ENHANCED AEROGEL FABRICATION
Ben M. Gauthier (Ann Anderson), Department of Mechanical Engineering, Union College, Schenectady, New York 12308

Referred to as frozen fog, aerogels are nanostructures consisting of approximately 90-99% air. With the lowest density of any solid, aerogels have the lowest known thermal, electrical, and acoustical conductivities. Aerogels are fabricated by applying sol-gel chemistry to produce a polymer matrix, and a carefully controlled solvent exchange to replace the original solvent (usually an alcohol) with the desired solvent, air. The underlying obstacle in the fabrication of an aerogel is that any surface tension in the gel will inevitably lead to fracture. One method of fractureless evacuation involves a supercritical fluid exchange with CO2 in a pressure vessel. While specimens can be produced this way, the method is costly, and monolithic sizes are limited by the size of the pressure vessel.

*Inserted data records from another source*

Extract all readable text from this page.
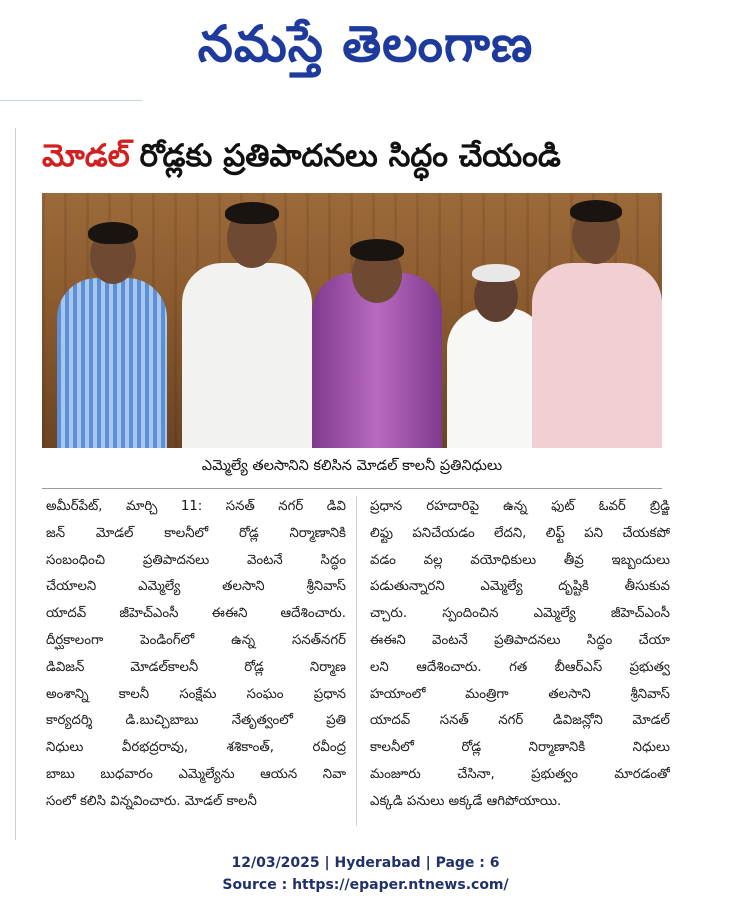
నమస్తే తెలంగాణ
మోడల్ రోడ్లకు ప్రతిపాదనలు సిద్ధం చేయండి
ఎమ్మెల్యే తలసానిని కలిసిన మోడల్ కాలనీ ప్రతినిధులు
అమీర్‌పేట్, మార్చి 11: సనత్ నగర్ డివి
జన్ మోడల్ కాలనీలో రోడ్ల నిర్మాణానికి
సంబంధించి ప్రతిపాదనలు వెంటనే సిద్ధం
చేయాలని ఎమ్మెల్యే తలసాని శ్రీనివాస్
యాదవ్ జీహెచ్‌ఎంసీ ఈఈని ఆదేశించారు.
దీర్ఘకాలంగా పెండింగ్‌లో ఉన్న సనత్‌నగర్
డివిజన్ మోడల్‌కాలనీ రోడ్ల నిర్మాణ
అంశాన్ని కాలనీ సంక్షేమ సంఘం ప్రధాన
కార్యదర్శి డి.బుచ్చిబాబు నేతృత్వంలో ప్రతి
నిధులు వీరభద్రరావు, శశికాంత్, రవీంద్ర
బాబు బుధవారం ఎమ్మెల్యేను ఆయన నివా
సంలో కలిసి విన్నవించారు. మోడల్ కాలనీ
ప్రధాన రహదారిపై ఉన్న ఫుట్ ఓవర్ బ్రిడ్జి
లిఫ్టు పనిచేయడం లేదని, లిఫ్ట్ పని చేయకపో
వడం వల్ల వయోధికులు తీవ్ర ఇబ్బందులు
పడుతున్నారని ఎమ్మెల్యే దృష్టికి తీసుకువ
చ్చారు. స్పందించిన ఎమ్మెల్యే జీహెచ్‌ఎంసీ
ఈఈని వెంటనే ప్రతిపాదనలు సిద్ధం చేయా
లని ఆదేశించారు. గత బీఆర్‌ఎస్ ప్రభుత్వ
హయాంలో మంత్రిగా తలసాని శ్రీనివాస్
యాదవ్ సనత్ నగర్ డివిజన్లోని మోడల్
కాలనీలో రోడ్ల నిర్మాణానికి నిధులు
మంజూరు చేసినా, ప్రభుత్వం మారడంతో
ఎక్కడి పనులు అక్కడే ఆగిపోయాయి.
12/03/2025 | Hyderabad | Page : 6
Source : https://epaper.ntnews.com/
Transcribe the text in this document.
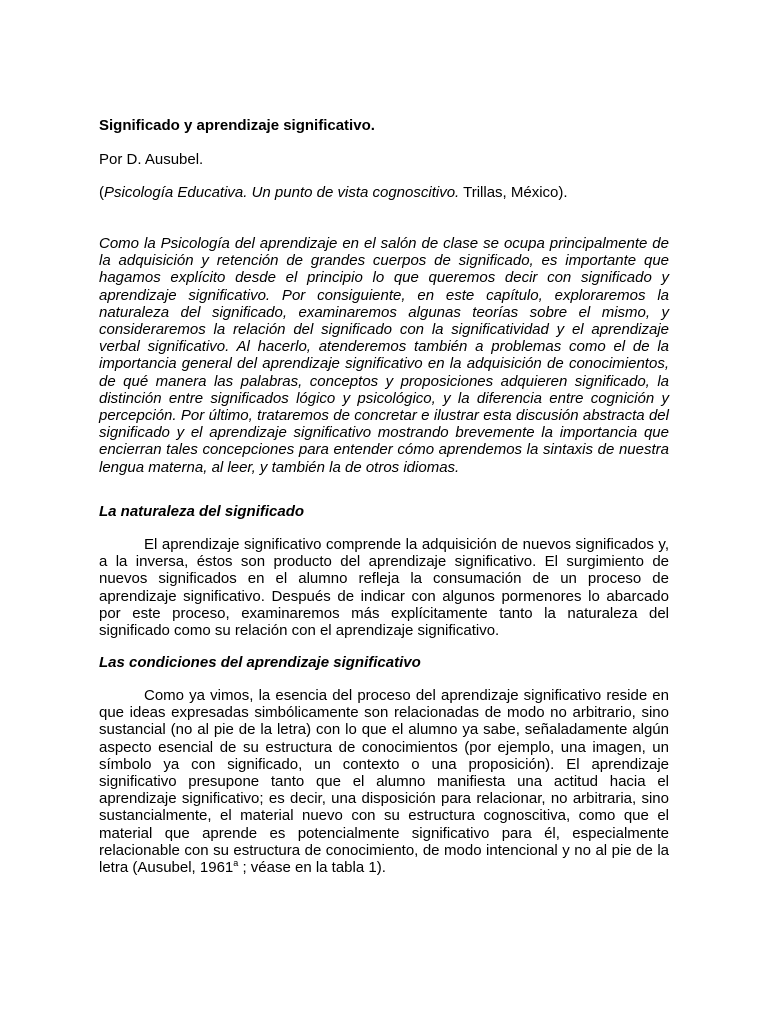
Significado y aprendizaje significativo.
Por D. Ausubel.
(Psicología Educativa. Un punto de vista cognoscitivo. Trillas, México).
Como la Psicología del aprendizaje en el salón de clase se ocupa principalmente de la adquisición y retención de grandes cuerpos de significado, es importante que hagamos explícito desde el principio lo que queremos decir con significado y aprendizaje significativo. Por consiguiente, en este capítulo, exploraremos la naturaleza del significado, examinaremos algunas teorías sobre el mismo, y consideraremos la relación del significado con la significatividad y el aprendizaje verbal significativo. Al hacerlo, atenderemos también a problemas como el de la importancia general del aprendizaje significativo en la adquisición de conocimientos, de qué manera las palabras, conceptos y proposiciones adquieren significado, la distinción entre significados lógico y psicológico, y la diferencia entre cognición y percepción. Por último, trataremos de concretar e ilustrar esta discusión abstracta del significado y el aprendizaje significativo mostrando brevemente la importancia que encierran tales concepciones para entender cómo aprendemos la sintaxis de nuestra lengua materna, al leer, y también la de otros idiomas.
La naturaleza del significado
El aprendizaje significativo comprende la adquisición de nuevos significados y, a la inversa, éstos son producto del aprendizaje significativo. El surgimiento de nuevos significados en el alumno refleja la consumación de un proceso de aprendizaje significativo. Después de indicar con algunos pormenores lo abarcado por este proceso, examinaremos más explícitamente tanto la naturaleza del significado como su relación con el aprendizaje significativo.
Las condiciones del aprendizaje significativo
Como ya vimos, la esencia del proceso del aprendizaje significativo reside en que ideas expresadas simbólicamente son relacionadas de modo no arbitrario, sino sustancial (no al pie de la letra) con lo que el alumno ya sabe, señaladamente algún aspecto esencial de su estructura de conocimientos (por ejemplo, una imagen, un símbolo ya con significado, un contexto o una proposición). El aprendizaje significativo presupone tanto que el alumno manifiesta una actitud hacia el aprendizaje significativo; es decir, una disposición para relacionar, no arbitraria, sino sustancialmente, el material nuevo con su estructura cognoscitiva, como que el material que aprende es potencialmente significativo para él, especialmente relacionable con su estructura de conocimiento, de modo intencional y no al pie de la letra (Ausubel, 1961$^a$ ; véase en la tabla 1).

Ambient pressure techniques are also used, but have not yet proven fully reliable. A third solution, recently developed at Lawrence Livermore uses the supercritical state of a fluid in a one-step, contained mold process. My presentation will describe a new technique developed at Union College to manufacture aerogels based on the contained mold process. This approach, if successful, could yield aerogel monoliths in minutes, as opposed to hours or weeks, with reduced costs and minimal waste.